Een aantal jaar geleden, geen idee wanneer (meer dan drie jaar in ieder geval) was er een reclame op tv. Ja, nogal schokkend, ik weet het. Toen waren er al reclames op tv. Maar dit was niet zomaar een reclame. Ik weet niet meer precies hoe hij ging en waar hij van was (één of ander koffiemerk?), maar het speelde zich geloof ik op een kantoor af.
Het ging zo: het woord ‘koffie’ mocht niet gezegd worden. Elke keer dat iemand het toch zei, moest er geld in de pot gedaan worden. Verder kan ik me herinneren dat ze een foto van Kofi Annan lieten zien en vroegen wie het was. Het antwoord? ‘Koffie, eh… Kofi Annan.’
Nu moeten jullie weten, ik kom uit een nogal gek gezin (‘Nou, dat had ik echt niet verwacht joh, Laura. Je bent zelf echt doodnormaal.’). Wij doen altijd rond zeven/acht uur koffie (eigenlijk spelen ik en mijn broertje vals, want wij drinken thee), wat op zich nog niet heel gek is. Maar nadat we die reclame hadden gezien, besloten wij hetzelfde te doen.

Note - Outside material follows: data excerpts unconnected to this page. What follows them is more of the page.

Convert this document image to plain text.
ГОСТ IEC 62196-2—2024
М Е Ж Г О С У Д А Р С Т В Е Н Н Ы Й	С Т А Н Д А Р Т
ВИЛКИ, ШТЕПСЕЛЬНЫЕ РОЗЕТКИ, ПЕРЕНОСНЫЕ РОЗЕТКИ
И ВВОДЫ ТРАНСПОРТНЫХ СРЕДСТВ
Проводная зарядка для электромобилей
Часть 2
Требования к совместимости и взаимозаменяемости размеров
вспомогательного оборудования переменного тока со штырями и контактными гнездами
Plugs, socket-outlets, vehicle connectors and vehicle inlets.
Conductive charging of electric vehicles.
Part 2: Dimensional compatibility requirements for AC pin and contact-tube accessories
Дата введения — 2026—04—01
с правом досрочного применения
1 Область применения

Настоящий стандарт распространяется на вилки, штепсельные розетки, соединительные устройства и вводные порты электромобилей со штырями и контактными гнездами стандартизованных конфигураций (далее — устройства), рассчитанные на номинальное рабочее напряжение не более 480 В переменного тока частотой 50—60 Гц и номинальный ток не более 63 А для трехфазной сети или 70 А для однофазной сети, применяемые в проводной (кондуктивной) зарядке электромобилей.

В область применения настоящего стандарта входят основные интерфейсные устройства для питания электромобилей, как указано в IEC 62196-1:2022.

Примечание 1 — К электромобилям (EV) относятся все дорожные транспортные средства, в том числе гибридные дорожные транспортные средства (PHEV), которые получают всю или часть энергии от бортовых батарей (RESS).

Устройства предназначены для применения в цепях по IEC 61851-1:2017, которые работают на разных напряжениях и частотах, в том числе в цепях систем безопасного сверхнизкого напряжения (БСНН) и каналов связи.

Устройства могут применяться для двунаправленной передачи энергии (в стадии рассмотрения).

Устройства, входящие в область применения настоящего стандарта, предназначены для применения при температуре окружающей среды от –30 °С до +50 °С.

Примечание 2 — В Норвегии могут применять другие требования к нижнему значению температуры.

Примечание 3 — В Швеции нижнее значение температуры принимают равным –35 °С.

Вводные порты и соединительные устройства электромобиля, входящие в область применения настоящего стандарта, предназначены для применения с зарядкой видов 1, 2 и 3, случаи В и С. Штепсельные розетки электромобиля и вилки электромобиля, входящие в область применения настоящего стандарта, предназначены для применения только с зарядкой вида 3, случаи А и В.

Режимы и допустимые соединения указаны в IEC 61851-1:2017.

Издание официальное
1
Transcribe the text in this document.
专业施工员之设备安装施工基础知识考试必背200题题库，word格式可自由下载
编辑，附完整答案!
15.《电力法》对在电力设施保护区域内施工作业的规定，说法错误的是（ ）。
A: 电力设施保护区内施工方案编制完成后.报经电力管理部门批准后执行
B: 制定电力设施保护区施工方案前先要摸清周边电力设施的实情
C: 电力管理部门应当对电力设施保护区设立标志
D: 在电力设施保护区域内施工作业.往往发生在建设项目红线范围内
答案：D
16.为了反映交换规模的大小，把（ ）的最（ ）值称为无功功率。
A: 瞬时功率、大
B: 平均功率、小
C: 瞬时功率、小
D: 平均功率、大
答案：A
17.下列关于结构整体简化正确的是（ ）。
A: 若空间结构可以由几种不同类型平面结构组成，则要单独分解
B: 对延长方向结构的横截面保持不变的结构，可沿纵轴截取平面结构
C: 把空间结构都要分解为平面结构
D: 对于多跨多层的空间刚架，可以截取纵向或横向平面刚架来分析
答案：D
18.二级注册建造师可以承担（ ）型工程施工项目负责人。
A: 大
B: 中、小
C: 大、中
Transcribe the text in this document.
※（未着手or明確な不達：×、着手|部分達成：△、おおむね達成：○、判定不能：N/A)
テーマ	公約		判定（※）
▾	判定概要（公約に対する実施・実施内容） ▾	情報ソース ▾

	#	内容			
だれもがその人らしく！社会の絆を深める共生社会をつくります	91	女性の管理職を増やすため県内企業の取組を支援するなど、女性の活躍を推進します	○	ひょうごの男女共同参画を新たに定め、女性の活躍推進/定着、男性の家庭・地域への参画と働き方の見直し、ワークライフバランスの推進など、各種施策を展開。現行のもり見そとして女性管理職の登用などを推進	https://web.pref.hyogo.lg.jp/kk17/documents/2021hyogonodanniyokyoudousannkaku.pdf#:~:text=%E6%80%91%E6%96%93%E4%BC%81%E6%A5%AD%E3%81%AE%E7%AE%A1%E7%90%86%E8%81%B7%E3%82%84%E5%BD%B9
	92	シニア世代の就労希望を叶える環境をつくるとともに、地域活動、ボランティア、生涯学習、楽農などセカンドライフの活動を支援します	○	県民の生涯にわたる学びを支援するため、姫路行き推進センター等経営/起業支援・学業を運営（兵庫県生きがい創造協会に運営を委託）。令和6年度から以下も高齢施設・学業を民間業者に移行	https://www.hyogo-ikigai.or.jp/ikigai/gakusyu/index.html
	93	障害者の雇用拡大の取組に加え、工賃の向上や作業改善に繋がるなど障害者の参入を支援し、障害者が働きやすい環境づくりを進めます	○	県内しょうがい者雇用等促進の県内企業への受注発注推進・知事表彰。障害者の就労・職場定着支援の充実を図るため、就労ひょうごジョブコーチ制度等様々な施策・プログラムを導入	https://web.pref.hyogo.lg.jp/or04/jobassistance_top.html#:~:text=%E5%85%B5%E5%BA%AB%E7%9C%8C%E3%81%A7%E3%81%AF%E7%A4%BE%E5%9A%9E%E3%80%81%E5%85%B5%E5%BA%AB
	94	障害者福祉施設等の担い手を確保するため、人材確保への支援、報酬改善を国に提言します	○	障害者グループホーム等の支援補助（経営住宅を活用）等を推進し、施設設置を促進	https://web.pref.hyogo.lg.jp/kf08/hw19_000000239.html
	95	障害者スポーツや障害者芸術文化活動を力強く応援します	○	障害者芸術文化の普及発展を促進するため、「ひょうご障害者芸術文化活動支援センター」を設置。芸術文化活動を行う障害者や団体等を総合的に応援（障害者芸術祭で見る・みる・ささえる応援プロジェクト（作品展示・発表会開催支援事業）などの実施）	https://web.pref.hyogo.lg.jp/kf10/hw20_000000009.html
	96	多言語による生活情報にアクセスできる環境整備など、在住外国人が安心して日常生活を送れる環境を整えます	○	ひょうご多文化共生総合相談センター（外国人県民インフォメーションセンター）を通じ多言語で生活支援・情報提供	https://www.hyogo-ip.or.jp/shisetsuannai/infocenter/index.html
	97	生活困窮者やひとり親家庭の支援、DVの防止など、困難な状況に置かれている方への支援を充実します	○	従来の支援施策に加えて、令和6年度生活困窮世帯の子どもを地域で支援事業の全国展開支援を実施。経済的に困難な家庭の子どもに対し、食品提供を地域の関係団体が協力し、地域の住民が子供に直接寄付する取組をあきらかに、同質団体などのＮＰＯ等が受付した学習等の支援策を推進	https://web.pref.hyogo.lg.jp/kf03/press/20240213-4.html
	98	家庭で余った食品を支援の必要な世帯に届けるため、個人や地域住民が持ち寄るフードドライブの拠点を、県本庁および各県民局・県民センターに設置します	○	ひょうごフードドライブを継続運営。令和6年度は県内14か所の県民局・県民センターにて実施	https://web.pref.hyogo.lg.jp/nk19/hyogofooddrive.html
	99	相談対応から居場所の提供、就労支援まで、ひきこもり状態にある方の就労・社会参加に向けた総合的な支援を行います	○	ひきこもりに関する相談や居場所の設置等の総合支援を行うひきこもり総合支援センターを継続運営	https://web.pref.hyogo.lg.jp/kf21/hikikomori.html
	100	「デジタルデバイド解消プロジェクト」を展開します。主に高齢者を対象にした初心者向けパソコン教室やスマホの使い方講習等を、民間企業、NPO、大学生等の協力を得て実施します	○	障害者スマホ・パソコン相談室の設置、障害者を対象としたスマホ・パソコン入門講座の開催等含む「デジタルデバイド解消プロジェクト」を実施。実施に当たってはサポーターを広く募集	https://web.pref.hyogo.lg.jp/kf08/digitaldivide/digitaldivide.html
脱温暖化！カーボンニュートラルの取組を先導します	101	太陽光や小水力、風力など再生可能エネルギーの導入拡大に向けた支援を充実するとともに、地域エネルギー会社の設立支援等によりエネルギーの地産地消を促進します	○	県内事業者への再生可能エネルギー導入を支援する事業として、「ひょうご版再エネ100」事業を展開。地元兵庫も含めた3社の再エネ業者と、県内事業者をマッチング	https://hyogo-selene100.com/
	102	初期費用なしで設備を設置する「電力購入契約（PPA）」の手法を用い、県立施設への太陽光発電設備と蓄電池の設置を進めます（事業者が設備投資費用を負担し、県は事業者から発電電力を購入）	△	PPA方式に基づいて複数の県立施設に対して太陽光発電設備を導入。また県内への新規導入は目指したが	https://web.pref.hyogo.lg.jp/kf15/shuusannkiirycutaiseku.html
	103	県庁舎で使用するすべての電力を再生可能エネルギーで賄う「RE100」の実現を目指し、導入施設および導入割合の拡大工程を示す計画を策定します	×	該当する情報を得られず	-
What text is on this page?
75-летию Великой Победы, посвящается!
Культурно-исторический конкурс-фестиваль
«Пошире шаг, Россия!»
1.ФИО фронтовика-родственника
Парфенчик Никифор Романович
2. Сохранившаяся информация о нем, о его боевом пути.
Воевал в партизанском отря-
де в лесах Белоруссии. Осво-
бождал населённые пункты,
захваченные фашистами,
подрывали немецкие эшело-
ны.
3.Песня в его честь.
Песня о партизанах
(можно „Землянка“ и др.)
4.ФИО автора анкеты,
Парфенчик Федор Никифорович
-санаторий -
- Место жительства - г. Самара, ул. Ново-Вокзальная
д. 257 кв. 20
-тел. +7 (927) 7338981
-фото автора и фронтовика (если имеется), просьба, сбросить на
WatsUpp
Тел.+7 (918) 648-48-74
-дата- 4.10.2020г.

Het woord ‘koffie’ was uit den boze. Zei je het toch? Kom maar op met dat geld!
Hoe lang we het volhielden, weet ik niet. Ik weet wel dat ik het niet vaak zei (duh, zo gek ben ik nou ook weer niet). Uiteindelijk hadden we aardig wat geld bij elkaar gespaard (als je na gaat, dat elke keer als je het zei, je iets van tien cent moest betalen). Wat we ervan gekocht hebben?
‘Koffiebonen?’
Nee. Bonbons.
Kom jij wél uit een normaal gezin?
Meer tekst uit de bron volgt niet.